Nada se possui definitivamente; viva e ativa somente na interpretação que a filosofia faz de si mesma. Não é moderna nem é assunto para a curiosidade filosófica, a discussão ou o público

2 A ideia de faticidade e o conceito de “homem”
Evita-se o conceito de “homem”. A dupla raiz segundo a tradição:
1) no Antigo Testamento: pessoa, criatura de Deus
2) ser vivo dotado de razão, ζωον λόγον εχον

§ 4. O conceito de “homem” na tradição bíblica
Referências:
1) Gênesis 1,26
2) Paulo
3) Taciano
4) Agostinho
5) Tomás de Aquino
6) Zwinglio
7) Calvino
8) Scheler

§ 5. O conceito teológico e o conceito de “animal rationale
Também o conceito de “animal rationale” não é mais compreendido a partir de seu solo original
Scheler.
Ο “λόγον εχον”, originariamente como o lidar da πραξις, ocupar-se com…
É constitutivo o estado de relação com Deus (ser criado, status corruptionis, gratiae, gloriae)
Agora neutralizado em consciência de normas e de valores

§ 6. A faticidade como ser-aí em sua ocasionalidade.
O hoje
Tema: a faticidade, isto é, o ser-aí próprio em seu “aí” ocasional, acessível no “hoje”
Mal-entendidos: 1) as tendências de nosso “tempo hodierno”; ou 2) o ponderar profundo de um eu ensimesmado
Melhor: explicação hermenêutica. Estímulo de Kierkegaard
O hoje vive da sua própria interpretação: a falação, o público, a medianidade, o “impessoal”
A máscara
Van Gogh. Situação da universidade

3 A interpretação hodierna do hoje
§ 7. A interpretação do hoje na consciência histórica
O modo como uma época vê seu passado é sinal de como está aí no seu hoje (temporalidade)
Deduzi-lo das ciências históricas do espírito
Para elas, os testemunhos de épocas passadas são expressão propriamente cunhada pelo estilo
A cultura é organismo. Spengler.
Enquanto organismos, todas as culturas possuem o mesmo valor; dali, a história universal
Seu método, a morfologia
Classificação pela comparação de formas

§ 8. A interpretação do hoje na filosofia hodierna
Tarefa da filosofia: determinar o todo do ente, e também o ser-aí da vida nele
Além disso, também constitui tarefa primeira o esboço da rede de classificação do universal
Assim, o relacionai é a objetualidade própria: o em-si imutável em oposição à “realidade sensível” Platonismo ou Hegel, dialética. Kierkegaard
Exemplo: Spranger
Platonismo dos bárbaros
“Metafísica objetiva” em oposição ao “historicismo”.
Classificação universal

§ 9. Suplemento sobre “dialética” e fenomenologia
À dialética hodierna falta-lhe o olhar unificador da objetualidade própria da filosofia
Sente-se superior à fenomenologia, por ser o nível supremo do conhecimento mediado, que alcança até o irracional
Contra isso: o decisivo é o olhar fundamental do assunto
A dialética de Hegel vive do alheio
O hegeliano, charlatanice; ver Brentano
O perigo da fenomenologia: crença acrítica na evidência

§ 10. Olhar sobre o percurso da interpretação
Nossa objetualidade: o ser-aí em sua ocasionalidade. “Objetualidade”
Expressa-se no caráter público da consciência de sua formação
A falação. Que caráter ontológico mostra-se nestes modos de interpretação e de ter-se-a-si-mesmo?

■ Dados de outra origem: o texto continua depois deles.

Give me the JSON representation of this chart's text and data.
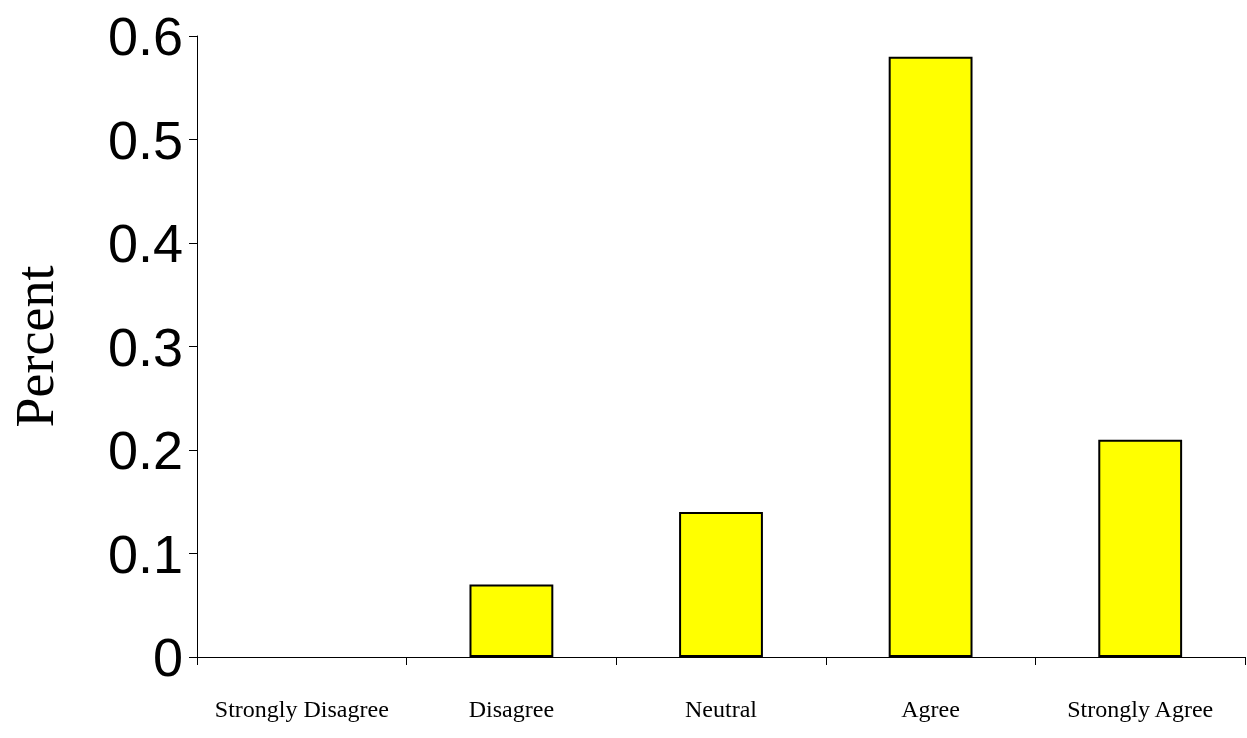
{
  "chart_data": {
    "type": "bar",
    "ylabel": "Percent",
    "categories": [
      "Strongly Disagree",
      "Disagree",
      "Neutral",
      "Agree",
      "Strongly Agree"
    ],
    "series": [
      {
        "color": "#ffff00",
        "values": [
          0,
          0.07,
          0.14,
          0.58,
          0.21
        ]
      }
    ],
    "ylim": [
      0,
      0.6
    ],
    "yticks": [
      0,
      0.1,
      0.2,
      0.3,
      0.4,
      0.5,
      0.6
    ],
    "grid": false
  }
}
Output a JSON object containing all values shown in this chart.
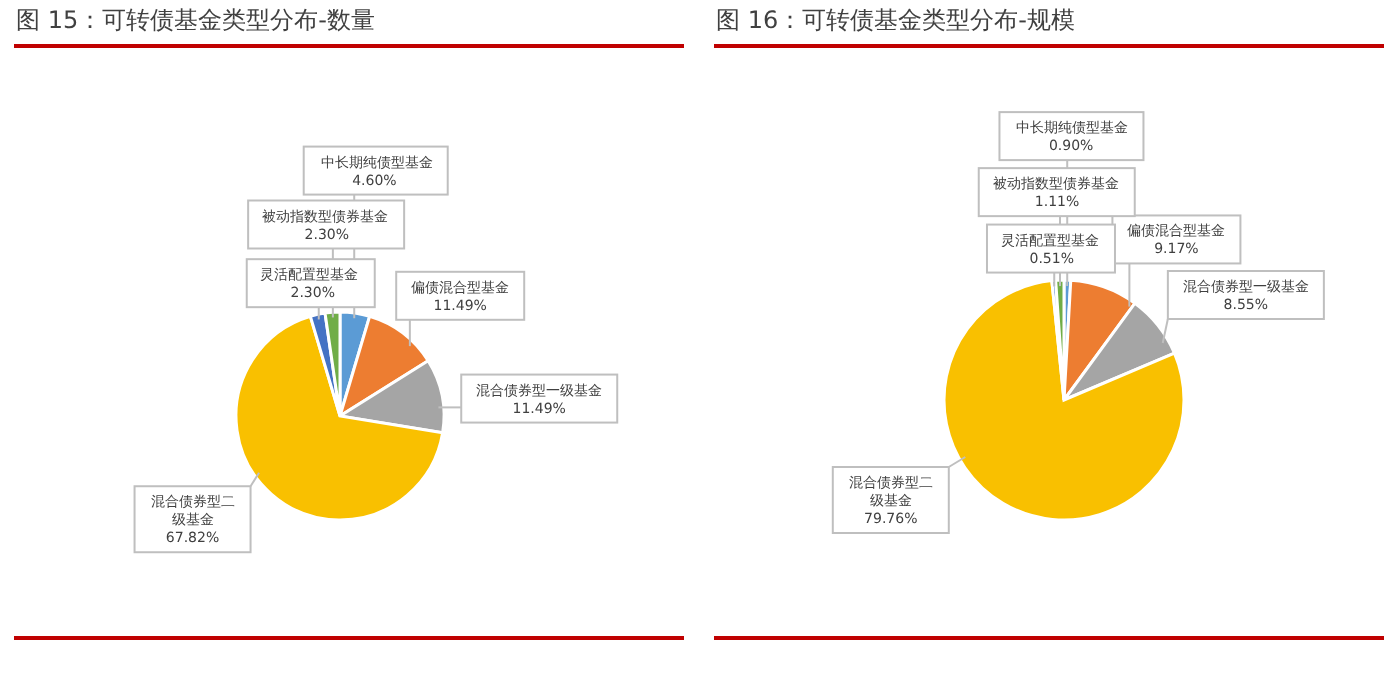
{
  "chart_data": [
    {
      "type": "pie",
      "title": "图 15：可转债基金类型分布-数量",
      "categories": [
        "中长期纯债型基金",
        "偏债混合型基金",
        "混合债券型一级基金",
        "混合债券型二级基金",
        "灵活配置型基金",
        "被动指数型债券基金"
      ],
      "values": [
        4.6,
        11.49,
        11.49,
        67.82,
        2.3,
        2.3
      ],
      "value_labels": [
        "4.60%",
        "11.49%",
        "11.49%",
        "67.82%",
        "2.30%",
        "2.30%"
      ],
      "colors": [
        "#5b9bd5",
        "#ed7d31",
        "#a5a5a5",
        "#f9c000",
        "#4472c4",
        "#70ad47"
      ],
      "legend": false
    },
    {
      "type": "pie",
      "title": "图 16：可转债基金类型分布-规模",
      "categories": [
        "中长期纯债型基金",
        "偏债混合型基金",
        "混合债券型一级基金",
        "混合债券型二级基金",
        "灵活配置型基金",
        "被动指数型债券基金"
      ],
      "values": [
        0.9,
        9.17,
        8.55,
        79.76,
        0.51,
        1.11
      ],
      "value_labels": [
        "0.90%",
        "9.17%",
        "8.55%",
        "79.76%",
        "0.51%",
        "1.11%"
      ],
      "colors": [
        "#5b9bd5",
        "#ed7d31",
        "#a5a5a5",
        "#f9c000",
        "#4472c4",
        "#70ad47"
      ],
      "legend": false
    }
  ]
}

4 Análise do ser relacionado da interpretação ocasional em sua objetualidade. “Como isto ou aquilo” é visto o ser-aí ocasional?

§ 11. A interpretação do ser-aí na consciência histórica
O passado enquanto expressão de algo, visão prévia do estilo; funda a fixação e a conservação uniforme
O olhar prévio já eficaz no trabalho fundamental, a crítica das fontes
Demorar-se ocupado, de igual significado, em toda cultura, ordenação ou classificação universais, objetivos, por meio da comparação de formas
Sem paragem. Ser simplesmente dado passado
Sete características fenomenais. Caráter de realização: a curiosidade atraída-dirigida
Spengler: a história deve ser objetiva
O ser-aí assim interpretado possui um presente e seu porvir do mesmo modo que o passado
Influência de Spengler nos especialistas
Imitação da história da arte

§ 12. A interpretação do ser-aí na filosofia
Questão: como e de que maneira tem a filosofia sua objetualidade à vista?
Falta de resposta nas filosofias
Vê-se na própria tendência da sistemática: a filosofia é ordenação ou classificação universais
Ponto de partida, o temporal, o concreto tomado em suas generalidades essenciais
Classificação no marco já existente, ou o sistema vai se configurando apenas pela classificação
Três fatores de procedimento filosófico
A configuração da rede de classificação, um atravessar universal da rede de relações, na qual cada um é também o outro
O tanto isso como aquilo como estrutura fundamental da rede de classificação absoluta
O procedimento adequado: mobilidade universal, estar em todas as partes e em lugar algum, curiosidade absoluta e proprietária de si mesma
Pelo caráter público esta filosofia é considerada: 1) por ser objetiva, em oposição ao relativismo; 2) pela concordância geral, em oposição ao ceticismo; 3) por ser dinâmica, próxima à vida; 4) por ser, ao mesmo tempo, universal e concreta, em oposição à especialização detalhada.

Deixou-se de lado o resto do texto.